U.S. and Brazilian politics have exhibited uncanny similarities over the past decade, marked by growing polarization, the rise of right-wing populism and the crisis of moderate conservatism. President Jair Bolsonaro’s ascent reflected both a long-standing Latin American tradition of nationalist, military-linked leadership and President Donald Trump’s transnational influence on populist movements. Trump’s 2016 victory helped legitimize Bolsonaro’s 2018 victorious candidacy and emboldened the administration. President Joe Biden’s 2020 election disrupted this ideological alignment, isolating Bolsonaro diplomatically and exposing the limits of his pro-Trump strategy.
The Biden administration’s early recognition of Bolsonaro’s authoritarian tendencies, and concerns that Bolsonaro would attempt to illegally hold on to power if he lost the 2022 elections, led Washington to discreetly pressure Brazil’s military leadership to respect the electoral outcome—an approach vindicated when Bolsonaro did, in fact, refuse to concede and his supporters stormed Brasília on January 8, 2023, mirroring the January 6 insurrection in Washington two years earlier. The institutional resilience of Brazil’s Supreme Court and electoral authorities contained the crisis, culminating in Bolsonaro’s 2025 conviction for plotting a coup— a landmark decision by Brazil’s judiciary that broke the country’s long history of pardoning and reintegrating coup perpetrators into political life. By then, however, Trump was back in office and the verdict reignited bilateral tensions. The second Trump administration’s application of 50% tariffs on many Brazilian products, visa revocations targeting Supreme Court justices, and Magnitsky Act sanctions against Supreme Court Justice Alexandre de Moraes—all under the pretext of “judicial persecution.” President Luiz Inácio Lula da Silva, who defeated Bolsonaro, now faces the challenge of dealing with Washington’s aggressive tariff policy, while containing the domestic costs of U.S. economic retaliation.

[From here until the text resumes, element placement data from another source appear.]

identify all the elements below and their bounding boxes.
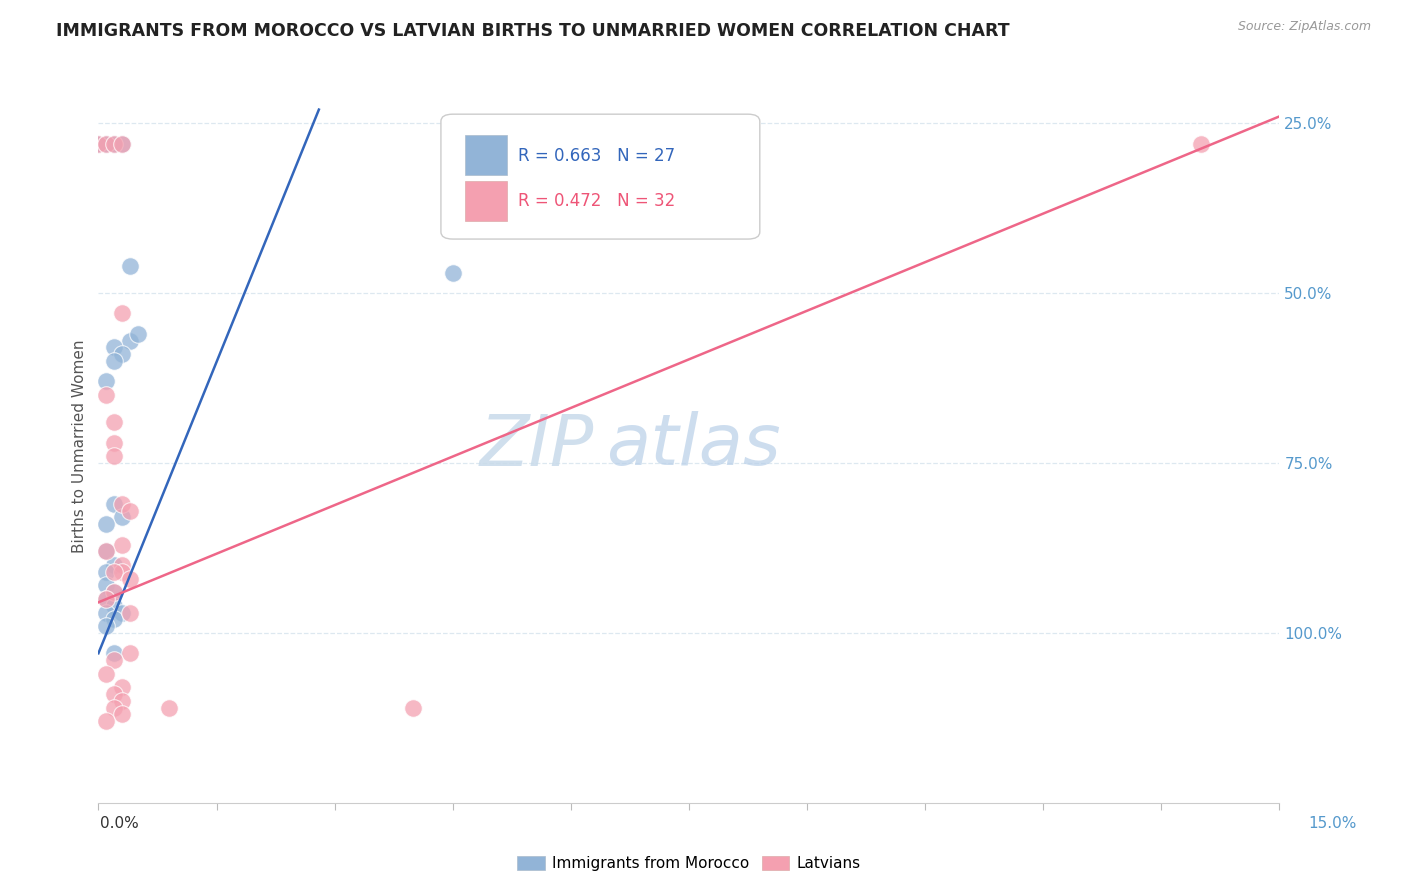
Y-axis label: Births to Unmarried Women: Births to Unmarried Women: [72, 339, 87, 553]
Point: [96, 606, 118, 620]
Point: [1189, 136, 1212, 151]
Point: [111, 565, 134, 579]
Point: [111, 136, 134, 151]
Text: 15.0%: 15.0%: [1309, 816, 1357, 830]
Point: [96, 136, 118, 151]
Point: [103, 415, 125, 429]
Point: [118, 259, 141, 273]
Point: [103, 558, 125, 572]
FancyBboxPatch shape: [464, 180, 508, 220]
Point: [103, 653, 125, 667]
Point: [111, 606, 134, 620]
Text: ZIP: ZIP: [479, 411, 595, 481]
Point: [103, 497, 125, 511]
Point: [103, 435, 125, 450]
Point: [111, 306, 134, 320]
Point: [111, 537, 134, 551]
Point: [111, 694, 134, 708]
Point: [103, 612, 125, 626]
Point: [103, 136, 125, 151]
Legend: Immigrants from Morocco, Latvians: Immigrants from Morocco, Latvians: [510, 850, 868, 877]
Point: [118, 646, 141, 660]
Point: [111, 136, 134, 151]
Text: R = 0.663   N = 27: R = 0.663 N = 27: [517, 146, 675, 164]
Point: [96, 619, 118, 633]
Point: [127, 326, 149, 341]
Point: [96, 666, 118, 681]
Point: [118, 572, 141, 586]
Point: [103, 565, 125, 579]
Point: [103, 585, 125, 599]
Point: [96, 591, 118, 606]
Point: [118, 334, 141, 348]
Point: [103, 646, 125, 660]
Point: [96, 388, 118, 402]
Point: [96, 517, 118, 532]
Point: [103, 354, 125, 368]
Point: [402, 700, 425, 714]
Point: [103, 136, 125, 151]
Point: [96, 591, 118, 606]
Text: 0.0%: 0.0%: [100, 816, 139, 830]
Point: [96, 375, 118, 389]
Point: [103, 341, 125, 355]
Point: [111, 558, 134, 572]
FancyBboxPatch shape: [441, 114, 759, 239]
Point: [87, 136, 110, 151]
Point: [103, 599, 125, 613]
Point: [103, 700, 125, 714]
Point: [103, 687, 125, 701]
Point: [87, 136, 110, 151]
Point: [111, 497, 134, 511]
Point: [103, 449, 125, 463]
Text: R = 0.472   N = 32: R = 0.472 N = 32: [517, 193, 675, 211]
FancyBboxPatch shape: [464, 135, 508, 175]
Point: [96, 136, 118, 151]
Point: [118, 606, 141, 620]
Point: [111, 347, 134, 361]
Point: [118, 503, 141, 517]
Point: [96, 544, 118, 558]
Point: [111, 510, 134, 524]
Point: [96, 544, 118, 558]
Point: [103, 585, 125, 599]
Text: atlas: atlas: [606, 411, 780, 481]
Point: [111, 680, 134, 694]
Point: [96, 578, 118, 592]
Text: IMMIGRANTS FROM MOROCCO VS LATVIAN BIRTHS TO UNMARRIED WOMEN CORRELATION CHART: IMMIGRANTS FROM MOROCCO VS LATVIAN BIRTH…: [56, 22, 1010, 40]
Point: [96, 565, 118, 579]
Point: [157, 700, 180, 714]
Point: [441, 266, 464, 280]
Text: Source: ZipAtlas.com: Source: ZipAtlas.com: [1237, 20, 1371, 33]
Point: [111, 707, 134, 722]
Point: [96, 714, 118, 729]
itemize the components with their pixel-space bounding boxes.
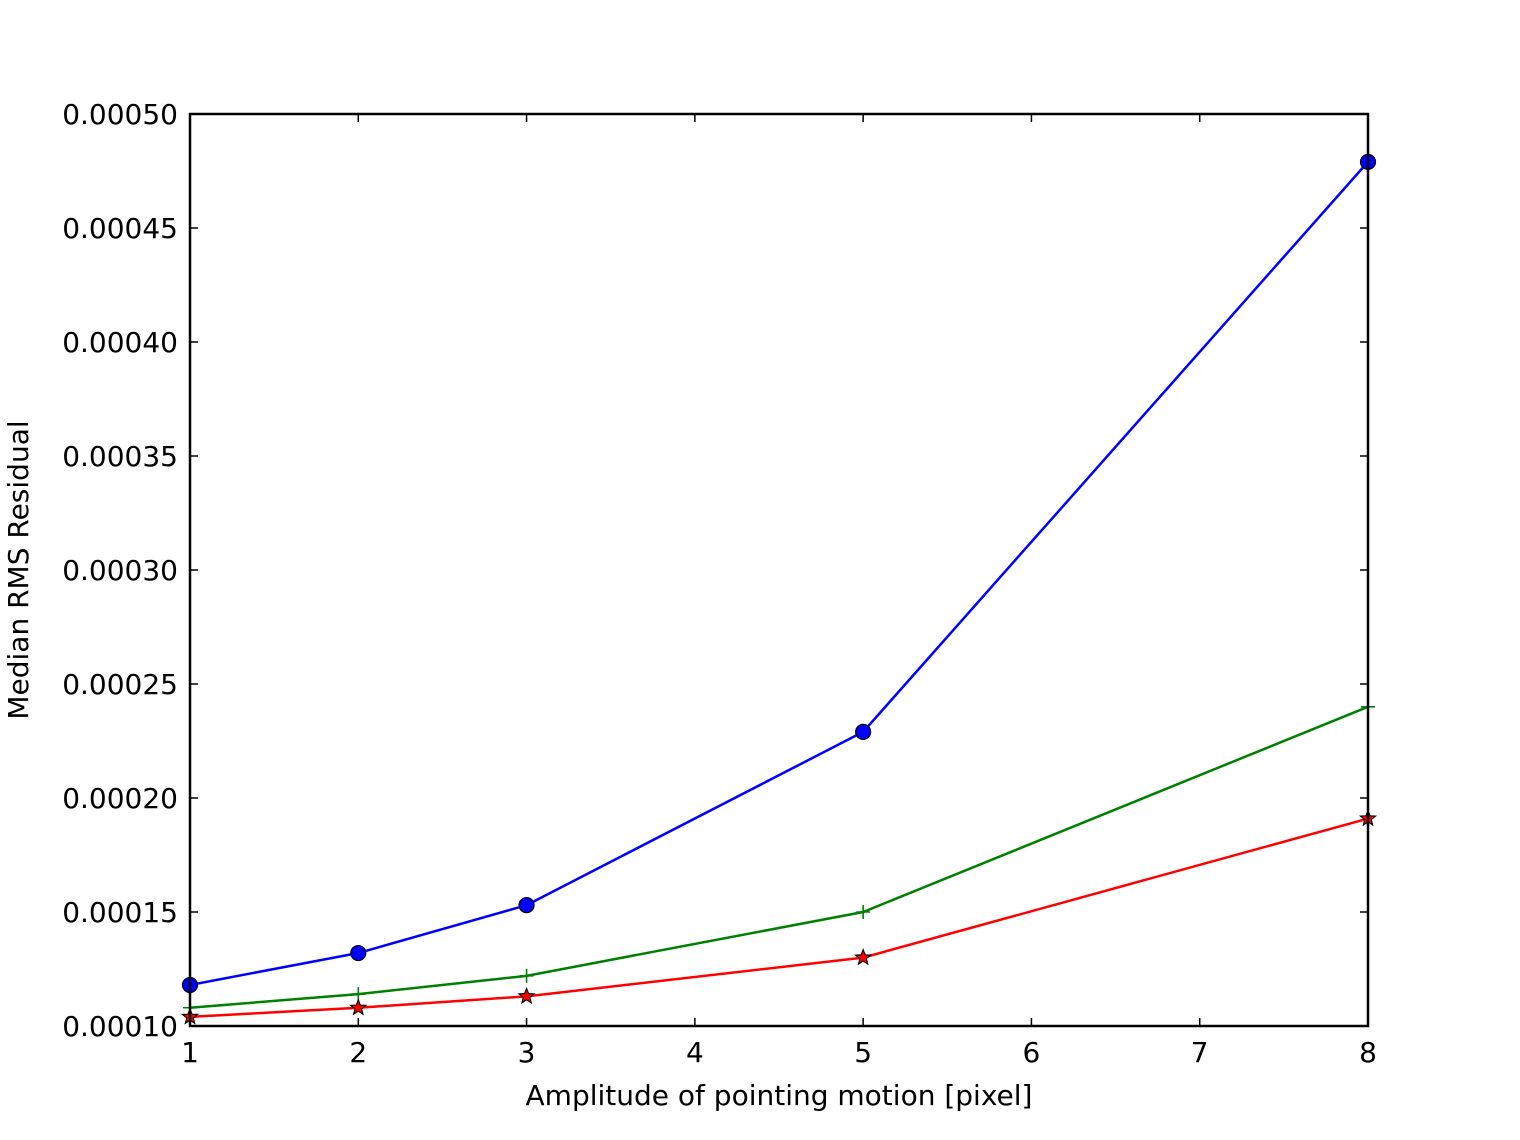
y-tick-label: 0.00025 [62, 668, 178, 701]
data-point [855, 723, 872, 740]
x-tick-label: 7 [1191, 1036, 1209, 1069]
x-tick-label: 5 [854, 1036, 872, 1069]
x-tick-label: 2 [349, 1036, 367, 1069]
x-tick-label: 1 [181, 1036, 199, 1069]
ticks-layer: 1 2 3 4 5 6 7 8 0.00010 0.00015 0.00020 0.00025 0.00… [62, 98, 1377, 1069]
x-tick-label: 4 [686, 1036, 704, 1069]
y-tick-label: 0.00010 [62, 1010, 178, 1043]
y-tick-label: 0.00040 [62, 326, 178, 359]
data-point [349, 998, 368, 1016]
y-tick-label: 0.00045 [62, 212, 178, 245]
y-tick-label: 0.00030 [62, 554, 178, 587]
series-layer [180, 153, 1378, 1025]
x-tick-label: 8 [1359, 1036, 1377, 1069]
plot-frame [188, 112, 1370, 1028]
data-point [517, 986, 536, 1005]
x-tick-label: 3 [518, 1036, 536, 1069]
y-tick-label: 0.00015 [62, 896, 178, 929]
y-tick-label: 0.00050 [62, 98, 178, 131]
data-point [519, 968, 534, 983]
x-axis-label: Amplitude of pointing motion [pixel] [526, 1079, 1033, 1112]
series-1 [181, 153, 1377, 994]
x-tick-label: 6 [1023, 1036, 1041, 1069]
data-point [518, 897, 535, 914]
y-tick-label: 0.00035 [62, 440, 178, 473]
data-point [350, 944, 367, 962]
y-tick-label: 0.00020 [62, 782, 178, 815]
data-point [854, 948, 873, 966]
data-point [856, 905, 871, 919]
y-axis-label: Median RMS Residual [2, 420, 35, 719]
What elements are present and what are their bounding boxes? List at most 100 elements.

While only 12% of Brazil’s exports go to the United States – far less than what Brazil exports to China – U.S. tariffs have inflicted measurable economic damage, with Brazilian exports to the United States dropping by roughly 20 percent to $2.6 billion in September 2025 from $3.2 billion in September 2024. Although certain sectors—such as wood pulp and select iron-and-steel categories—were temporarily exempted, the tariff shock disrupted supply chains, casting considerable uncertainty over Brazil’s economic ties to the United States. Lula’s government has responded by accelerating efforts to diversify export markets, seeking new trade ties with partners such as Vietnam, Mexico, Argentina and the European Union. Brazil’s public and private sectors alike have come to view diversification as a strategic imperative rather than a policy choice.